Entre las grandes que se largaron nadie se plantea regresar. Entre ellas varias cotizadas en el Ibex 35. Y eso significa una sistemática y creciente mancha de aceite hacia otros territorios de filiales, prestadoras de servicios, proveedores y un largo etcétera.
Las empresas persiguen la seguridad, la certidumbre en el mercado, no temen a los gobiernos de izquierda. Es un mantra equívoco. En la España de las últimas décadas han gobernado socialdemócratas durante largos periodos. Incluso fueron quienes apuntalaron el capitalismo popular que nació al calor de las primeras privatizaciones de empresas públicas. Tampoco se sienten bien las compañías con fuerzas conservadoras por el mero hecho de serlo. Las que se fueron de Cataluña tras la radicalización de dirigentes de la antigua CDC, la derecha nacionalcatólica histórica (ahora travestida en Junts con llamadas a la democracia y la libertad), no lo hicieron por la política fiscal que pudieran desarrollar los independentistas. Algo similar pasó antes en el País Vasco. El asunto contiene otras especificaciones.
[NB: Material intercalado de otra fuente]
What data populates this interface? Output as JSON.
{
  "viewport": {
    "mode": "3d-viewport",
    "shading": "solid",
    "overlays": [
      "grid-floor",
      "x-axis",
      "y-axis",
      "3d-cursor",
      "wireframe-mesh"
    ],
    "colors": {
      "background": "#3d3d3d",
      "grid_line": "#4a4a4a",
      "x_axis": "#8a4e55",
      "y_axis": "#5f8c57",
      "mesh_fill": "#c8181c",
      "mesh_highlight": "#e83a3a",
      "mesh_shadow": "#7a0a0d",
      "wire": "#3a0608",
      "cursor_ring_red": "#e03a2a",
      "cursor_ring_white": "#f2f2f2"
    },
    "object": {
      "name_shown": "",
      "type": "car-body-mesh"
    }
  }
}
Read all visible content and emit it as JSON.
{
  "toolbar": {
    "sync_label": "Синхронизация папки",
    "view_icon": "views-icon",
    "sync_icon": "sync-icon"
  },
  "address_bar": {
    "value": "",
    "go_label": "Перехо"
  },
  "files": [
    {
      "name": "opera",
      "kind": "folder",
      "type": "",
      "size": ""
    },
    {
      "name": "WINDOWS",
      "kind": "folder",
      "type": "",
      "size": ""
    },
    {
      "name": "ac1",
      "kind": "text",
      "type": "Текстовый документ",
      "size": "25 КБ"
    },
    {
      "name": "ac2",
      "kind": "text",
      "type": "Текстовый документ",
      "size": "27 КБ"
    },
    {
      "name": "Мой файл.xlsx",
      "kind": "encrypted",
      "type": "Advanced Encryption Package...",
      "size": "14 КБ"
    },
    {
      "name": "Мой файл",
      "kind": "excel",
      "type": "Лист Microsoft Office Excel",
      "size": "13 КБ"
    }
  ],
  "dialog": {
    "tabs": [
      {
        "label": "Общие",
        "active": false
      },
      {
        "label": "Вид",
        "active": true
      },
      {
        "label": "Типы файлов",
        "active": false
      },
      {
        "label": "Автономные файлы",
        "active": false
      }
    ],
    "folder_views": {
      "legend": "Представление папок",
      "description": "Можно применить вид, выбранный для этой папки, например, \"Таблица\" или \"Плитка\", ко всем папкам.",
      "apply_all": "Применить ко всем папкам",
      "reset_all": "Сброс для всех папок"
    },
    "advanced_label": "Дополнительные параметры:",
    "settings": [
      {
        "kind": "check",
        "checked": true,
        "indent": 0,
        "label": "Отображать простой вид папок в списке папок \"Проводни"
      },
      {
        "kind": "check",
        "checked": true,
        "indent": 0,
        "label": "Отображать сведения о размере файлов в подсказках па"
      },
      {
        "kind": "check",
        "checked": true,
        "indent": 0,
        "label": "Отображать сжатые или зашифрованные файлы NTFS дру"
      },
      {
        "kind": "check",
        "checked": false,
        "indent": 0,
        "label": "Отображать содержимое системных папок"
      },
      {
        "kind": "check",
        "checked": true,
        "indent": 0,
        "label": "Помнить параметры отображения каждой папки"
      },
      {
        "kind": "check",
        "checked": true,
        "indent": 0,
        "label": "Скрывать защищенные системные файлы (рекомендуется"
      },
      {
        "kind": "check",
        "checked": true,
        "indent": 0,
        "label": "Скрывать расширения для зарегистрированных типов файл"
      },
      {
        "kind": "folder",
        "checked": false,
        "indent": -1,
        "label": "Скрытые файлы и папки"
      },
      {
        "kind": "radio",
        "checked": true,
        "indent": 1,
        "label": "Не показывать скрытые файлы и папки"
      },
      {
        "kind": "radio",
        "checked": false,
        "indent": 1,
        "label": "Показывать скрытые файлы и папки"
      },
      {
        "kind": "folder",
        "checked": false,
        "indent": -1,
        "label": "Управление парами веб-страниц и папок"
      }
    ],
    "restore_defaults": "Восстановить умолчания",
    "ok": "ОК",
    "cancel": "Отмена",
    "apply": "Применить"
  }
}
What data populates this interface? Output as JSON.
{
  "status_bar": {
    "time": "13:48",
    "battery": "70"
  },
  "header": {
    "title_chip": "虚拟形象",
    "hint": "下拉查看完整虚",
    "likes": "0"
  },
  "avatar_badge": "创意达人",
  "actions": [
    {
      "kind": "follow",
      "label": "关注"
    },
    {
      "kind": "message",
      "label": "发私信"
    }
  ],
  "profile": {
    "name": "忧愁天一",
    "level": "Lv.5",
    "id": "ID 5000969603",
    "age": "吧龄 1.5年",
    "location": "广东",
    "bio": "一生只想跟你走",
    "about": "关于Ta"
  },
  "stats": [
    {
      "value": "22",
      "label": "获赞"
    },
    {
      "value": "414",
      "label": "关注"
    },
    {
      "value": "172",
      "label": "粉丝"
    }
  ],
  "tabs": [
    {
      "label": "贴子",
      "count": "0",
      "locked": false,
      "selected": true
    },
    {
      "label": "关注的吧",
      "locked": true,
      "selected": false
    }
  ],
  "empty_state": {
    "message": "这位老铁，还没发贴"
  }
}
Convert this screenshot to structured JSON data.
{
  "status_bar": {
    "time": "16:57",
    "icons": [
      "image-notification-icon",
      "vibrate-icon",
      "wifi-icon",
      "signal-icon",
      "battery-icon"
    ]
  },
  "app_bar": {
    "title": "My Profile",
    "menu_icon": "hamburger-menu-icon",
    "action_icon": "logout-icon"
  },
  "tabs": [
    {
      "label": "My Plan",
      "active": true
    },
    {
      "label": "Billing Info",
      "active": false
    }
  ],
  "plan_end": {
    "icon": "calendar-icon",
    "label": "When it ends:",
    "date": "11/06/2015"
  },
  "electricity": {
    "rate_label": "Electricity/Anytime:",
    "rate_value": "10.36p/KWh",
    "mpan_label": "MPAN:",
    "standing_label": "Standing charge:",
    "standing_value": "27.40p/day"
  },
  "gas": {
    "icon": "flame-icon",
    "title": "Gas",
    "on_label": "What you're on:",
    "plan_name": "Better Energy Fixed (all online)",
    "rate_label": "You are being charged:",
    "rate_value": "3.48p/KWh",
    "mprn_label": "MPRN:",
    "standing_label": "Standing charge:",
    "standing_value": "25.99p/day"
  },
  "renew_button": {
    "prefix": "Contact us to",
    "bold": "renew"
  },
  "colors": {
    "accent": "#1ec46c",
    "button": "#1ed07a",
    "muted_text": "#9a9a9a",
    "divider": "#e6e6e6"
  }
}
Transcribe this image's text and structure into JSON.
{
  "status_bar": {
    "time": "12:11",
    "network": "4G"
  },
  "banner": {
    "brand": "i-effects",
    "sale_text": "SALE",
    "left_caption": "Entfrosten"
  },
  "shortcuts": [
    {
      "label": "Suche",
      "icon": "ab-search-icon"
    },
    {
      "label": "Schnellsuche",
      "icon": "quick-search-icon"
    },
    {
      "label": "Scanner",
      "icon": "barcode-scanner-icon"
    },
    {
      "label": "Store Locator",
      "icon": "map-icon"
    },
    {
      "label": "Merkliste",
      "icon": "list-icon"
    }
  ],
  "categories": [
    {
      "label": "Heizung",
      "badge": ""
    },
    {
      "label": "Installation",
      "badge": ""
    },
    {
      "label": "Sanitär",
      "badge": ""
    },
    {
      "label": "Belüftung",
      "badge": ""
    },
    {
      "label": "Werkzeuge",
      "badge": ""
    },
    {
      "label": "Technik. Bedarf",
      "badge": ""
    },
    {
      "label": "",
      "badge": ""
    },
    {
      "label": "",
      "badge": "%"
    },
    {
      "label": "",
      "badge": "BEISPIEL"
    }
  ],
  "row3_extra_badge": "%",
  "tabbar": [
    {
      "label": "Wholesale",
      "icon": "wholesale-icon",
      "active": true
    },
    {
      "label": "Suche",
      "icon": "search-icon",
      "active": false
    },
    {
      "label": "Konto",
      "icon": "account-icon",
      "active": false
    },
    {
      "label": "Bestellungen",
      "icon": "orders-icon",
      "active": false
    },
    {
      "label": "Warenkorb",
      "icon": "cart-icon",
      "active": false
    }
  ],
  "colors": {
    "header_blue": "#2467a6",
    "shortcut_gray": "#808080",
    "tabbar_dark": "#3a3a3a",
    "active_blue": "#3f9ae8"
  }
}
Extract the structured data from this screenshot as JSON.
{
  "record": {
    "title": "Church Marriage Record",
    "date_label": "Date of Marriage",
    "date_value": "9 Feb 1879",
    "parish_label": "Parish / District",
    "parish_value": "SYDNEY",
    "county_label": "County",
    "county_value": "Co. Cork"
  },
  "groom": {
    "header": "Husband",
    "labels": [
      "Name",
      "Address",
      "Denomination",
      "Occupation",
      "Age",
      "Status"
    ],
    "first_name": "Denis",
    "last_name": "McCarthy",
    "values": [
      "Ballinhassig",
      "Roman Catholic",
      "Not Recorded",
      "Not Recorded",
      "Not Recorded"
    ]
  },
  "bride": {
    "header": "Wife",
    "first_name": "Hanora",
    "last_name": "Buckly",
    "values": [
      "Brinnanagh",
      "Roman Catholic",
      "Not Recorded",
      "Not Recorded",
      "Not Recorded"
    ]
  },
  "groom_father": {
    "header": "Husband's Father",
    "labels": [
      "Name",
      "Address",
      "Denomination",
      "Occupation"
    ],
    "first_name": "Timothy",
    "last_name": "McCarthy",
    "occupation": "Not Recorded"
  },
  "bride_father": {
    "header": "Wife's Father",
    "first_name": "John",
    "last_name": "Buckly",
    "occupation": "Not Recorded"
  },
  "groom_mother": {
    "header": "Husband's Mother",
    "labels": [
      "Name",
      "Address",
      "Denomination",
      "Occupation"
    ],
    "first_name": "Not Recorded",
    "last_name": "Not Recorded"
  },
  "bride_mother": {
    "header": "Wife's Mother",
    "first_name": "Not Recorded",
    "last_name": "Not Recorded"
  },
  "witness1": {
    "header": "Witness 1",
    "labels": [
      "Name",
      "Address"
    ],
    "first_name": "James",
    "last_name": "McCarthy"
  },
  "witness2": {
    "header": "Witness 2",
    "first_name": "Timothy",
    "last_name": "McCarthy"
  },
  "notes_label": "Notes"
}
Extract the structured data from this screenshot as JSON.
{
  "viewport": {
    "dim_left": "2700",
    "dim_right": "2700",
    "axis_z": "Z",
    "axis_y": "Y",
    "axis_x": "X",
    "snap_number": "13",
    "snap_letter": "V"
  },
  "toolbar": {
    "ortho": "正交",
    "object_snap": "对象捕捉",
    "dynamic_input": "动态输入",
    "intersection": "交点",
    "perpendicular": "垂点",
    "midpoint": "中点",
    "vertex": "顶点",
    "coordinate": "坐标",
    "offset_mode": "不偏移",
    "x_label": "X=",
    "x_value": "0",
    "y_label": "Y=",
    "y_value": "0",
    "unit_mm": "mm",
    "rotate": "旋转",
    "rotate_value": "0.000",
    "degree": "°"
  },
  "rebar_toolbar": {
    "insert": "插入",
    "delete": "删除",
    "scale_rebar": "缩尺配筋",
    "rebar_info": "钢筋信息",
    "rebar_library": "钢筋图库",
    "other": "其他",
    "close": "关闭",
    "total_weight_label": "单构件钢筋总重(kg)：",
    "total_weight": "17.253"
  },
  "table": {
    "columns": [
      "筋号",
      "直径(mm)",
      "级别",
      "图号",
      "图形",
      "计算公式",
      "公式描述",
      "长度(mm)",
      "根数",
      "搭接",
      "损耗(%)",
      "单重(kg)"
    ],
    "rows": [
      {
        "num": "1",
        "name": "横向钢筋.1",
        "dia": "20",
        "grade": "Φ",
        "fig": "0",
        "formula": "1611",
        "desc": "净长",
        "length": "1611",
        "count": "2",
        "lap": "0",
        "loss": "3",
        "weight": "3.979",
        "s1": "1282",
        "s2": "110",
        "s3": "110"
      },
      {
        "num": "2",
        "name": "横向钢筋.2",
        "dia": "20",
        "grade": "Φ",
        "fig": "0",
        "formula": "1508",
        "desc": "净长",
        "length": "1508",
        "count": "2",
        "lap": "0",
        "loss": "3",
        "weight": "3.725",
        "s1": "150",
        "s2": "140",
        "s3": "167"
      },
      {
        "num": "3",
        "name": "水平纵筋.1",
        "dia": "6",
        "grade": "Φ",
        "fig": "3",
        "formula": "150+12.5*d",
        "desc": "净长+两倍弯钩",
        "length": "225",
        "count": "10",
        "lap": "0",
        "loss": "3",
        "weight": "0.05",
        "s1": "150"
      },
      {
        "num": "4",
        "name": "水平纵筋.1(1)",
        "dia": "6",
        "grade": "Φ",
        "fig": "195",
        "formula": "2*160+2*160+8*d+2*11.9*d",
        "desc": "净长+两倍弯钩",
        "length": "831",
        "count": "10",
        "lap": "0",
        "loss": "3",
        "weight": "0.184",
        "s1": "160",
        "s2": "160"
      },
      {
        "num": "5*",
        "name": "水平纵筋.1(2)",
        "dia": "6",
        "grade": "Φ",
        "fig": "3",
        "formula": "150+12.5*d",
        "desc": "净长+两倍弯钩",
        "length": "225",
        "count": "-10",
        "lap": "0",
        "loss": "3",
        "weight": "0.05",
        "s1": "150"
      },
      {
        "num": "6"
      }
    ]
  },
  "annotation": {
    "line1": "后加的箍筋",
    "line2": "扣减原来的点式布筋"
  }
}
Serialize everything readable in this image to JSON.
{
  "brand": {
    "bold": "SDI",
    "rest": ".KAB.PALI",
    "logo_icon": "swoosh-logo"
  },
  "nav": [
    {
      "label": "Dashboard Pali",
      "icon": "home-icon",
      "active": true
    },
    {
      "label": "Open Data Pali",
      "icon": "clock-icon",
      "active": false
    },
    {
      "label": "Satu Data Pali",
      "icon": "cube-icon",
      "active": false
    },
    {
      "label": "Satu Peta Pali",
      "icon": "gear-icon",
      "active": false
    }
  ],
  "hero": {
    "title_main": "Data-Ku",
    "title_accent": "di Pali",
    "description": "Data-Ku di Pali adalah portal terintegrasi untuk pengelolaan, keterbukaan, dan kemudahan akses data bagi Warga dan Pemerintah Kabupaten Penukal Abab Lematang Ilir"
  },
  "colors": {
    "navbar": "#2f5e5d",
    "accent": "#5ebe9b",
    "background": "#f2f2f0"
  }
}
Ferrovial no se va porque Pedro Sánchez apriete las tuercas en la antesala de una campaña electoral con amenazas tributarias o regulatorias que puedan disminuir el resultado de esas grandes corporaciones. Las empresas se largan porque los gobernantes españoles, del color y sesgo que sean, no han entendido en general que una compañía no es un enemigo al que batir. Las empresas, y cuanto mayor es el tamaño con más claridad, son comunidades de intereses. Sí, en las que participan los inversores, los trabajadores, el entorno social en el que operan, las Administraciones que las regulan y otras comunidades de intereses proveedoras de productos o servicios. No parece tan difícil de entender que esas entidades deben relacionarse con naturalidad con los gobernantes de cada momento y lugar. Cuando esa interlocución falla, las empresas dicen adiós. Primero en la relación, después en el lugar donde pagan los impuestos y les da nacionalidad. Son humanas, pero deben preservar su legítima comunidad de intereses, no es otra cosa. Ni lloran, ni votan, ni gritan. Las empresas facturan, que diría Shakira.